Investors were expected to turn their focus to the company’s growth as oil and gas reserves declined for a third year and production largely stagnated.
“The debate will move to long-run growth now…. My view is that Shell could create a lot of value for investors by upping investment and returning to growth mode,” he said. Redburn has a “neutral” rating on Shell shares.
Shell is developing a number of new projects around the world, including in the Gulf of Mexico and Brazil, and CEO Ben van Beurden says Shell will look to increase its footprint in onshore US shale production, particularly in the Permian Basin.
The world’s top oil companies are expected to have generated more cash in 2018 than at any other time this decade after years of cuts, but boards remain cautious amid uncertainty over oil prices.
Investors saw large gains in energy shares in the first nine months of 2018 that were largely wiped out in the final quarter as oil prices collapsed from a four-year high of $86 to $50 a barrel within weeks. Oil prices have hovered near $60 a barrel so far in 2019. Concerns over global economic growth amid a Sino-US trade war further weighed on global shares.
But Shell’s strong results are set to raise confidence in the company’s strategy of boosting cash generation by focusing on high-margin businesses such as deep-water oil and LNG.
“We delivered on our promises for the year, including the completion of the $30bn divestment programme and starting up key growth projects while maintaining discipline on capital investment,” Van Beurden said.
“We will continue with a strong delivery focus in 2019, with a disciplined approach to capital investment and growing both our cash flow and returns.”

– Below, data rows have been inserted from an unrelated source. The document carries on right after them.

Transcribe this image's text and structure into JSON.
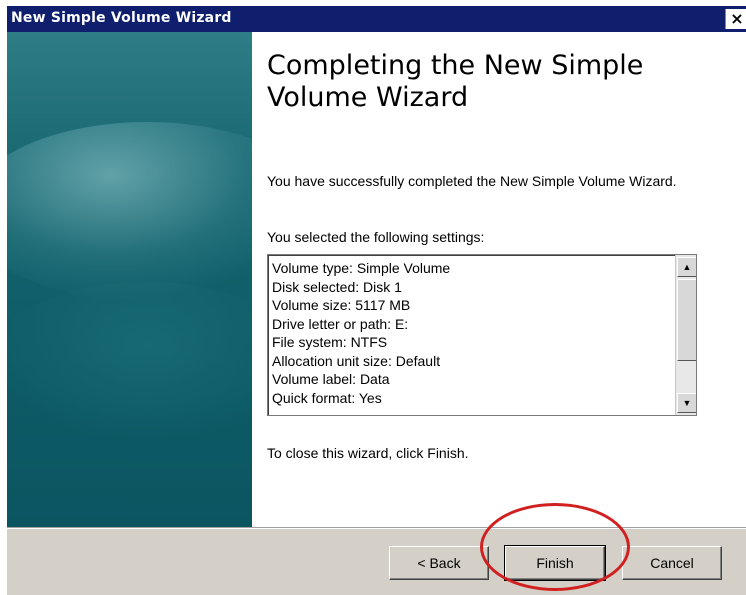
{
  "window": {
    "title": "New Simple Volume Wizard",
    "close_glyph": "×"
  },
  "content": {
    "heading": "Completing the New Simple Volume Wizard",
    "success_text": "You have successfully completed the New Simple Volume Wizard.",
    "settings_intro": "You selected the following settings:",
    "settings": [
      "Volume type: Simple Volume",
      "Disk selected: Disk 1",
      "Volume size: 5117 MB",
      "Drive letter or path: E:",
      "File system: NTFS",
      "Allocation unit size: Default",
      "Volume label: Data",
      "Quick format: Yes"
    ],
    "close_instruction": "To close this wizard, click Finish."
  },
  "scrollbar": {
    "up_glyph": "▲",
    "down_glyph": "▼"
  },
  "buttons": {
    "back": "< Back",
    "finish": "Finish",
    "cancel": "Cancel"
  },
  "colors": {
    "titlebar": "#0f1f6e",
    "banner": "#15656f",
    "highlight": "#d02020",
    "footer": "#d4d0c8"
  }
}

Shell is the first oil major to report 2018 results. US rivals Exxon Mobil and Chevron publish results on Friday.
Shell’s 2018 profits jumped 36% to $21.4bn, beating the $20.98bn in a company-provided forecast and boosted by a strong second-half performance.
In the fourth quarter, net income attributable to shareholders, based on a current cost of supplies (CCS) and excluding identified items, rose 32% to $5.69bn as cost cuts filtered through. That topped a company-provided forecast of $5.28bn.
Oil and gas production in the year rose slightly to 3.666-million barrels of oil equivalent per day as new fields that came online offset the effect of disposals.
Shell’s cash flow from operations in the fourth quarter rose to $22bn, boosted by a $9bn working capital movement, which brought the annual figure to $53bn.
Free cash flow — cash available to pay for dividends and share buybacks — rose to $39.4bn from $27.6bn in 2017.
Shell, the world’s biggest dividend payer at $16bn a year, started a three-year $25bn share buyback programme in October 2018, promised following the acquisition of BG Group in 2016.
Shell had acquired about $4.5bn of shares by the end of January. On Thursday, it launched the next tranche of $2.5bn until the end of April, it said.
By the end of 2018, it largely completed a three-year, $30bn asset disposal programme to pay for the $54bn BG Group acquisition. The assets included large portfolios in the North Sea, Norway and Canada that led to a decline in Shell’s oil and gas production.
Van Beurden said the company will continue to divest about $5bn a year.
Capital investment reached $24.8bn for the year, slightly below the lower end of Shell’s guidance.